= Chōnaikai =

A chōnaikai (町内会) is a Japanese local community of citizens or a form of neighborhood association.

== History ==
Before the Meiji Restoration, more than 70,000 municipalities in Japan were small entities. The new centralized government viewed them as potential areas of unrest. Two waves of municipal mergers intended to weaken those entities. This resulted in chōnaikai, informal associations taking the place of former village or neighbourhood communities.

During World War II, these associations were involved in many points:
- Civil defense against bombing and ensuing fires
- Maintenance of roads and public buildings
- Supply of food and first aid gear

During the Occupation of Japan, the American provisional government forbade them. They were allowed only after the Treaty of San Francisco in 1951.

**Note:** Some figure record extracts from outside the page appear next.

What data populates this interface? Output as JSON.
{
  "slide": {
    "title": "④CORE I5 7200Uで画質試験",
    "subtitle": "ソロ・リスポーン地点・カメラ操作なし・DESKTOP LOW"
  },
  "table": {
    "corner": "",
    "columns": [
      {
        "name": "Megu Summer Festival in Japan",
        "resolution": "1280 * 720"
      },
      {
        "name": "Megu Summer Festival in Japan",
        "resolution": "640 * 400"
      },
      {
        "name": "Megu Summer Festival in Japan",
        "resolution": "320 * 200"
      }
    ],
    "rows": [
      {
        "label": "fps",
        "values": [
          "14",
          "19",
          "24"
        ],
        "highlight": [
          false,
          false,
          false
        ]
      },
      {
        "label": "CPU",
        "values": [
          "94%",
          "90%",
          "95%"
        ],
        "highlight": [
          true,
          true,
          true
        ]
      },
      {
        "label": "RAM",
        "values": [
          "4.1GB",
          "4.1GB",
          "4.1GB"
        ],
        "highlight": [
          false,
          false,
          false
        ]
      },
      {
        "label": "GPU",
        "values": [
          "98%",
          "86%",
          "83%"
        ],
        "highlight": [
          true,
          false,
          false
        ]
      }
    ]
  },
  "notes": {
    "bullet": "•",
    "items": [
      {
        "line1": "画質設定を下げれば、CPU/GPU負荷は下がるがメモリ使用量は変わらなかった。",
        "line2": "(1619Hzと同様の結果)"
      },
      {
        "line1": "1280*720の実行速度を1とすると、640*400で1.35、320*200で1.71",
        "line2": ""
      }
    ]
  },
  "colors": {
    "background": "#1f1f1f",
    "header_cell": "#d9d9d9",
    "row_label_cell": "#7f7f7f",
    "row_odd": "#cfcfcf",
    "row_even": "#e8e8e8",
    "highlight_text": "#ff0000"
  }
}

Nowadays, the chōnaikai are put forward again and are gathered in a nationwide chōnaikai federation (町内会連合会, chōnaikai rengōkai).

== Characteristics ==
A chōnaikai deals with five criteria:

=== Territory ===
The local government generally covers the same area. According to the evolution of the population, the chōnaikai may be divided.

=== Membership ===
The household is the basic member. Some sections may exist for women, children or elderly, taking part in the proper activities. Sometimes, a corporate membership is also allowed for financial issues.

=== Automatic membership ===
For a new household, membership is not mandatory, but gives access to a lot of facilities. Non-member households are somewhat ostracized from the community and are treated as strangers . People in rented rooms, typically students or young salary men, are said to be member of the household of the landowner. Because apartment tenants reside in the community temporarily, and the associations are geared toward homeowners and families, they are under no social pressure to join.

=== Activities ===
They attend a wide range:
- Security of the neighbourhood, especially during natural disasters
- Waste management,
- Aid to the elderly and disabled
- Cultural and sport activities, aiming at a better mutual understanding
- Funeral activities
  - When a member of the community dies, association members assist the bereaved family with funeral arrangements
- Assistance in case of a disaster
  - When a house is destroyed by fire or other means, association members provide the homeless family with shelter, food, clothing, and monetary donations to assist the family in replacing their home and other lost possessions.
  - When a disaster hits a region, associations in neighboring communities participate in assistance efforts.

===Kairanban (かいらんばん,回覧板) ===
A Kairanban is tool sometimes used by Chonaikai as part of "circular notice" systems. The kairanban is typically a folder or clipboard that is used to pass information from household to household. A log is kept inside the kairanban that residents sign to indicate they have reviewed the material before passing it to the next household.

=== Institutional part ===
Based in the same general area, the chōnaikai improves the municipality. It subsidizes modes of communication and can encourage local participation. But it can also exert influence in political issues, mobilizing the neighbourhood with petitions or demonstrations.